Details
-
Bug
-
Status: Done
-
High
-
Resolution: Fixed
-
2.22.0, 2.23.0
-
1
-
Yes
-
Yes
-
[obsolete] Server Features
Description
Issue:
--------
After upgrading to 2.22 pmm-managed component crashes with the following error:
panic: interface conversion: agentpb.AgentResponsePayload is nil, not *agentpb.GetVersionsResponse
goroutine 268 [running]:
github.com/percona/pmm-managed/services/agents.(*VersionerService).GetVersions(0xc0000bc550, 0xc000664600, 0x2e, 0xc000bd0380, 0x4, 0x4, 0x0, 0x0, 0x0, 0x0, ...)
/home/builder/rpm/BUILD/pmm-managed-1ef5c4435934798165ff937e2f4c916b4329558a/src/github.com/percona/pmm-managed/services/agents/versioner.go:122 +0x5c9
github.com/percona/pmm-managed/services/versioncache.(*Service).updateVersionsForNextService(0xc000313bf0, 0xc000000004, 0x1639d1b, 0x14)
/home/builder/rpm/BUILD/pmm-managed-1ef5c4435934798165ff937e2f4c916b4329558a/src/github.com/percona/pmm-managed/services/versioncache/versioncache.go:164 +0x137
github.com/percona/pmm-managed/services/versioncache.(*Service).Run(0xc000313bf0, 0x18897d8, 0xc00062aae0)
/home/builder/rpm/BUILD/pmm-managed-1ef5c4435934798165ff937e2f4c916b4329558a/src/github.com/percona/pmm-managed/services/versioncache/versioncache.go:235 +0x308
main.main.func13(0xc000756c40, 0xc000313bf0, 0x18897d8, 0xc00062aae0)
/home/builder/rpm/BUILD/pmm-managed-1ef5c4435934798165ff937e2f4c916b4329558a/src/github.com/percona/pmm-managed/main.go:831 +0x6b
created by main.main
/home/builder/rpm/BUILD/pmm-managed-1ef5c4435934798165ff937e2f4c916b4329558a/src/github.com/percona/pmm-managed/main.go:829 +0x3bdd
It happens every 4 hours and causes problems.
Cause:
----------
Service version check functionality was added in 2.22 (PMM-8460)

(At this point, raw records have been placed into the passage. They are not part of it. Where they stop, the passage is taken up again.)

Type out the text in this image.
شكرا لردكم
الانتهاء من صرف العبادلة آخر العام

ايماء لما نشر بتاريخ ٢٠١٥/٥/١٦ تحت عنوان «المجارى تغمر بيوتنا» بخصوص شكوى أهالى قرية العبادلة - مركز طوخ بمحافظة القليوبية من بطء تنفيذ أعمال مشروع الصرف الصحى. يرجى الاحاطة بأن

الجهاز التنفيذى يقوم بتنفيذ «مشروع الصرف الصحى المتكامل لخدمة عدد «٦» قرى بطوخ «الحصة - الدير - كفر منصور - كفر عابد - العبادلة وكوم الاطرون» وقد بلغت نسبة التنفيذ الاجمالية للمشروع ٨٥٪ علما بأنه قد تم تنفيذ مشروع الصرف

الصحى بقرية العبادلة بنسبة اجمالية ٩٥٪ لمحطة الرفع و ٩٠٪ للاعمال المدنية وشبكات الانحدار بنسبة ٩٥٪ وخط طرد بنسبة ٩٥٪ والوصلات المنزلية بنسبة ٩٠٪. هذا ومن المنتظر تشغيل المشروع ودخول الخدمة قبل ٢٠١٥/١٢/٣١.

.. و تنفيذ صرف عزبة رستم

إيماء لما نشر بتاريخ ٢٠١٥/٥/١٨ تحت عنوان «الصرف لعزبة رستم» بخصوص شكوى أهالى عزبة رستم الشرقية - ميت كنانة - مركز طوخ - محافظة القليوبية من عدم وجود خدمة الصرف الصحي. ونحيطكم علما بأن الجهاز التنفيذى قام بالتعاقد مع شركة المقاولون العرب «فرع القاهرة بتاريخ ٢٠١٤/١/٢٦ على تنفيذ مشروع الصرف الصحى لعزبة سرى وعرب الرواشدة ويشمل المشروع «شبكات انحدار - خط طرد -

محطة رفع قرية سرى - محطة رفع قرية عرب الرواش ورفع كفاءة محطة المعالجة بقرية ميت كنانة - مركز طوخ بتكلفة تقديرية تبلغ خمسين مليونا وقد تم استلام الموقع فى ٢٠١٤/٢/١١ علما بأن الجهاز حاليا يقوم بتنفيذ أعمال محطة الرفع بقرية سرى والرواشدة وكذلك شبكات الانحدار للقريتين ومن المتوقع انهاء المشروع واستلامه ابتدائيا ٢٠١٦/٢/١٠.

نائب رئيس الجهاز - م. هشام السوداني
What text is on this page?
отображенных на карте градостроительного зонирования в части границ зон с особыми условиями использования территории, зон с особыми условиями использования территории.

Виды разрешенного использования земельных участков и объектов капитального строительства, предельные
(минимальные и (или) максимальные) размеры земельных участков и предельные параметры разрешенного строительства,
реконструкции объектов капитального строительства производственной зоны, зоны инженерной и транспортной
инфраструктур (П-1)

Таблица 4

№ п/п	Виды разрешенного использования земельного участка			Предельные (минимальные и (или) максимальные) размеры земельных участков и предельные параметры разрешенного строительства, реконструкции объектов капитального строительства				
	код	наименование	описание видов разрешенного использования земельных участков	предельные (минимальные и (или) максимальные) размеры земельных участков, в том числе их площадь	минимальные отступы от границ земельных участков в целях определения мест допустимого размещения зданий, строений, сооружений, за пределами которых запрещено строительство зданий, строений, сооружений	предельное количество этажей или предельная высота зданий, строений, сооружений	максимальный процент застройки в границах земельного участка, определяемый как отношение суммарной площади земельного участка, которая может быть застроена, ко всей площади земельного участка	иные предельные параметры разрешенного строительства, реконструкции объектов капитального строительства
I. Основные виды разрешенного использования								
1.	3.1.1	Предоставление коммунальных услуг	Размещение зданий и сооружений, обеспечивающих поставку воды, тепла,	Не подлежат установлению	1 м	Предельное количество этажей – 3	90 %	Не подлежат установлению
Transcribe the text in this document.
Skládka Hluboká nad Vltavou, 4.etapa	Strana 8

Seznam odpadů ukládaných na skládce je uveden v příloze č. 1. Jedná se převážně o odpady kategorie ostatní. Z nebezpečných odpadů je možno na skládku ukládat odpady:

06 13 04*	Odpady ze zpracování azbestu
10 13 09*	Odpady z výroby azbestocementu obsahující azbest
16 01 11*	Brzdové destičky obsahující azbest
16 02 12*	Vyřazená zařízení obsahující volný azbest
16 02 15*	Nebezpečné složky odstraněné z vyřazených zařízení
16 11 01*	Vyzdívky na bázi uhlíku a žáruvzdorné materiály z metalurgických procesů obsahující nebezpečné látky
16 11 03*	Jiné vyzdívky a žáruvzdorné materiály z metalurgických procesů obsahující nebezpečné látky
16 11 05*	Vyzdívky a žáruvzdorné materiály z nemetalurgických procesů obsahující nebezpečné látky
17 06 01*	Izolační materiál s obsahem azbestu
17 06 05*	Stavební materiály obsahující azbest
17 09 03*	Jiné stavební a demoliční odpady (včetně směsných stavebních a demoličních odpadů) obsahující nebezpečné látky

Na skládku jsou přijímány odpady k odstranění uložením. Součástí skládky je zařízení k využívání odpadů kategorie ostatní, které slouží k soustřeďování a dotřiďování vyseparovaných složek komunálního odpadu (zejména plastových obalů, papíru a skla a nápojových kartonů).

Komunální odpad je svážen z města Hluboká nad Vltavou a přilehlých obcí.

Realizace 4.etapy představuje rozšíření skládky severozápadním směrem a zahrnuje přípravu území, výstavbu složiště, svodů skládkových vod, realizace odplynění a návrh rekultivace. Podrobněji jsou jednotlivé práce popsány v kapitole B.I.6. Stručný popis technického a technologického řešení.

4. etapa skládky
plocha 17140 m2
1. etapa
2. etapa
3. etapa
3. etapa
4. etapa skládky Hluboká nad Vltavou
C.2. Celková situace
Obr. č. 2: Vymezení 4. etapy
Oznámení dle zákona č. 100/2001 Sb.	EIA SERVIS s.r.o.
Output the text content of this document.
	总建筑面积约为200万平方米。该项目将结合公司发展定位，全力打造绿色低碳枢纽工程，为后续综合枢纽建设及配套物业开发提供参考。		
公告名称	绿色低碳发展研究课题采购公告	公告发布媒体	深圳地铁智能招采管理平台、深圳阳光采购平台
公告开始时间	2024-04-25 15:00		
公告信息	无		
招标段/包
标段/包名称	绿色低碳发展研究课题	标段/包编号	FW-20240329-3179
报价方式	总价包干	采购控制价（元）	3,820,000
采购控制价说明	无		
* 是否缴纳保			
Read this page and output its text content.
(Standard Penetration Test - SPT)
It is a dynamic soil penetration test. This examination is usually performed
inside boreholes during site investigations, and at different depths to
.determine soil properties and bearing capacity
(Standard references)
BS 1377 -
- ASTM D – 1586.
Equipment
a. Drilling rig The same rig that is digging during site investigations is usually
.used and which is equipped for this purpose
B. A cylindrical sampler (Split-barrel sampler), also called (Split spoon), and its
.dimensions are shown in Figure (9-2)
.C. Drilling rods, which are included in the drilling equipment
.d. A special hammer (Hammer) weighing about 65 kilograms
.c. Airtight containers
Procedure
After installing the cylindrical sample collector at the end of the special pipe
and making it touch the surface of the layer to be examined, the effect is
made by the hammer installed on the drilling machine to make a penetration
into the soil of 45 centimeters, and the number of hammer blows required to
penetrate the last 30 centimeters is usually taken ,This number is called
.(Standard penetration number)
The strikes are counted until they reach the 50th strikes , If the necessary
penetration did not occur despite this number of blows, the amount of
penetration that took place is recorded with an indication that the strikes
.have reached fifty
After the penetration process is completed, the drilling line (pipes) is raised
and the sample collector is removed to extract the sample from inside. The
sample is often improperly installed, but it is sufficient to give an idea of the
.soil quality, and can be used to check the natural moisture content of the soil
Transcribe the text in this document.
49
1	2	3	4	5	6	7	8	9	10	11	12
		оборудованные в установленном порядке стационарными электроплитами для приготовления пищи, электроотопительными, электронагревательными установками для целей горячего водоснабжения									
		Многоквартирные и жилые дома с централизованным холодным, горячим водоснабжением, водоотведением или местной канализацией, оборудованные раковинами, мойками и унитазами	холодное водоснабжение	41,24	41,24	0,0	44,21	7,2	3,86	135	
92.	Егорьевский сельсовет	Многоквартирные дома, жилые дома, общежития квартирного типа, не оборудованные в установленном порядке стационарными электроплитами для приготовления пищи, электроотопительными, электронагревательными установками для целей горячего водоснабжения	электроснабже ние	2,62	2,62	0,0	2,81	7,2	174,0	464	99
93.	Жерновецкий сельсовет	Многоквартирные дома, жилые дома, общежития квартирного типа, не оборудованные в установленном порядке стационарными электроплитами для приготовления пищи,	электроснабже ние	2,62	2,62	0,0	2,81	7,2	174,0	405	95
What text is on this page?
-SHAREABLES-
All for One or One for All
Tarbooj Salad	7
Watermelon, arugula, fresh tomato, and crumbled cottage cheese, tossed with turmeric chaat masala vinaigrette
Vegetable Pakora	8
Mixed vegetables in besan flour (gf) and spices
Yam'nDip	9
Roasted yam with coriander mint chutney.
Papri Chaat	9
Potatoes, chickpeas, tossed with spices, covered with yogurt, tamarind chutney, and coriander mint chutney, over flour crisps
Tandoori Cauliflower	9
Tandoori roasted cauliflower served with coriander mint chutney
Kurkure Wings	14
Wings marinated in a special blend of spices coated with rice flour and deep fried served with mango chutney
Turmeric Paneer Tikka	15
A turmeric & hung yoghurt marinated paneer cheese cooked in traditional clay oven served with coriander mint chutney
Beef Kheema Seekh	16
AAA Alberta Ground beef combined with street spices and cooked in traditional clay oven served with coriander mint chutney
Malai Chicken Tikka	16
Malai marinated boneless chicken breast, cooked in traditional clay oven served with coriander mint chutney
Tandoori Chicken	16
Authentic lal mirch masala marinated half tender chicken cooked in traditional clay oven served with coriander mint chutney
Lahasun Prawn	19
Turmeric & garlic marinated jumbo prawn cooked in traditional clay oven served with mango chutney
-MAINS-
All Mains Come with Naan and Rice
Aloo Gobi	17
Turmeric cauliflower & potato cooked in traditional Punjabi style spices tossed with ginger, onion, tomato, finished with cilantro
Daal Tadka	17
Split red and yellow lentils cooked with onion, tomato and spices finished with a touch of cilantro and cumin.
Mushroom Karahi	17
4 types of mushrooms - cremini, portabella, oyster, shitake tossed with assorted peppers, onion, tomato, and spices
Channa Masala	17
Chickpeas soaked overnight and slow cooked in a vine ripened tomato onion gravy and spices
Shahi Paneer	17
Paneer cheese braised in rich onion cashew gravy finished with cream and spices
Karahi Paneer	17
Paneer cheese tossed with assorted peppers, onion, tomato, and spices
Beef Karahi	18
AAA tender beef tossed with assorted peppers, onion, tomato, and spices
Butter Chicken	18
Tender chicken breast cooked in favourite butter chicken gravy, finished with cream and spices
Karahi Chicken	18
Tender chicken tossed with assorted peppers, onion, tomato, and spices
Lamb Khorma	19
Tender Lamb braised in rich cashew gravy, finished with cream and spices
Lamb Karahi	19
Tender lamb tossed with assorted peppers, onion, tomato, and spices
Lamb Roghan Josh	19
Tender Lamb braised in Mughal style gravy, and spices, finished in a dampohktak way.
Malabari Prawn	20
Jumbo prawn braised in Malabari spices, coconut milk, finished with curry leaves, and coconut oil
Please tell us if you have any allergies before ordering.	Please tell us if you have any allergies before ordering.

In code, we do not check for NIL in response:
response, err := agent.channel.SendAndWaitResponse(request) if err != nil { return nil, errors.WithStack(err) } versionsResponse := response.(*agentpb.GetVersionsResponse).Versions if len(versionsResponse) != len(softwaresRequest) { return nil, errors.Errorf("response and request slice length mismatch %d != %d", len(versionsResponse), len(softwaresRequest)) }
The problem is we can receive NIL in case of a communication failure or if a remote pmm-agent has an older version and knows nothing about this kind of request.
Possible solution:
------------------------
Add a simple check "if response == nil" to handle situations like this properly and avoid a pmm-managed crash. E.g. we could log an ERROR/WARNING message and continue.